Virtualbox Issue Ubuntu 22.04.1: "Communication with VM Hypervisor failed"

Graham Jenkins ID: 1626 Posts: 163
16 Aug 2022 04:06 AM

Anybody else seen this? It's happening on an i7-4790 machine with Rosetta Python tasks (where the task just gets postponed indefinitely), and in a like vein LHC Virtualbox jobs are failing with a "Computational Error" about 12 seconds after they start.

I've tried re-installing boinc-virtualbox (7.18.1+dfsg-4) and that doesn't solve the problem.  The machine happily runs Boinc Numberfields jobs, and also runs other (FreeBSD, NetBSD, Alma Linux) Vitualbox guests.

Suggestions?

 

Graham Jenkins ID: 1626 Posts: 163
16 Aug 2022 06:47 AM

And I'm seeing exactly the same story on an i5-3470S machine. Again, it happily runs Boinc Numberfields jobs.

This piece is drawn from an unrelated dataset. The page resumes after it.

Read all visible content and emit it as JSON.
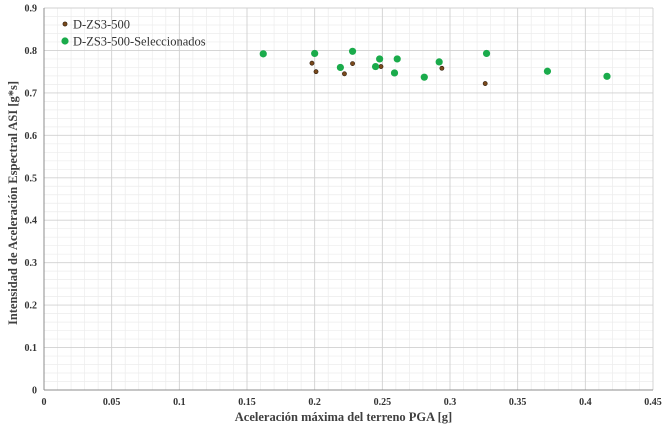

I've also tried a Project Reset on both Rosetta and LHC; doesn't resolve the issue.

Tristan Olive ID: 22 Posts: 384
16 Aug 2022 04:35 PM

Do you know what version of VirtualBox you have installed? User "entity" just mentioned in another thread that Rosetta is running an old version of vboxwrapper, which is the application through which BOINC communicates with the hypervisor. 

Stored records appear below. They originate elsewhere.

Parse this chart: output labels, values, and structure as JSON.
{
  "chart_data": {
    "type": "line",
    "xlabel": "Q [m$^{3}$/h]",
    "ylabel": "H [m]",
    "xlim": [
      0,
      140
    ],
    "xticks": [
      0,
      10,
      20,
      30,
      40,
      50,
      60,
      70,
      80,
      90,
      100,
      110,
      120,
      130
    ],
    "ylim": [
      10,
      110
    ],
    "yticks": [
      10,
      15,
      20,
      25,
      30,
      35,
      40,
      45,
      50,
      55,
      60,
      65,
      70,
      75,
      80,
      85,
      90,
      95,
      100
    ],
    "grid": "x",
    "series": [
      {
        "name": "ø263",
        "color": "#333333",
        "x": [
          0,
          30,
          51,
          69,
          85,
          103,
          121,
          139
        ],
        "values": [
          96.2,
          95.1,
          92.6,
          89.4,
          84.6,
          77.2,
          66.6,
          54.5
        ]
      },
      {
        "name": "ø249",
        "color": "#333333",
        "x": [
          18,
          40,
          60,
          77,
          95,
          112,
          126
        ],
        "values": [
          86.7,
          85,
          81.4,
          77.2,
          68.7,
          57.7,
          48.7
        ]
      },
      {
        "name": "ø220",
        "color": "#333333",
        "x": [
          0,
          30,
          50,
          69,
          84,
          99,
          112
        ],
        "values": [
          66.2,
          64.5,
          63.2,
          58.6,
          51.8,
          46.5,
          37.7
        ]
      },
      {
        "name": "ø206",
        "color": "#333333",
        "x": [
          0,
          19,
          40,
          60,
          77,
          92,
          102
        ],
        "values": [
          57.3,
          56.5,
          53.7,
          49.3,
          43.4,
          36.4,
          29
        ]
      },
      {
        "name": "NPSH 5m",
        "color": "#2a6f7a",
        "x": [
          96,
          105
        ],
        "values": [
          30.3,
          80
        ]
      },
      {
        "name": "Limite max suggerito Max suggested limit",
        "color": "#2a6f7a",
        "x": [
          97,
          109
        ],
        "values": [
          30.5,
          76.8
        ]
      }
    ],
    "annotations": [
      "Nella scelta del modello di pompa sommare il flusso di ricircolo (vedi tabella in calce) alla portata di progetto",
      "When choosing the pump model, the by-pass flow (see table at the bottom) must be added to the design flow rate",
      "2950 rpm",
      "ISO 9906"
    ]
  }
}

That being said, I'm not sure what you could do about it other than try to install an older version of VirtualBox, if that is the problem. (Or maybe Rosetta forums have some discussions along these lines).

Graham Jenkins ID: 1626 Posts: 163
16 Aug 2022 09:09 PM
  • virtualbox                 6.1.34-dfsg-3~ubuntu1.22.04.1
  • boinc-virtualbox     7.18.1+dfsg-4
  • boinc                         7.18.1+dfsg-4

Even if Rosetta is running an old version of vboxwrapper, we should still expect LHC to work. I've submitted a Ubuntu Bug Report; if that doesn't get a result. I try to install an older VirtualBox wrapper.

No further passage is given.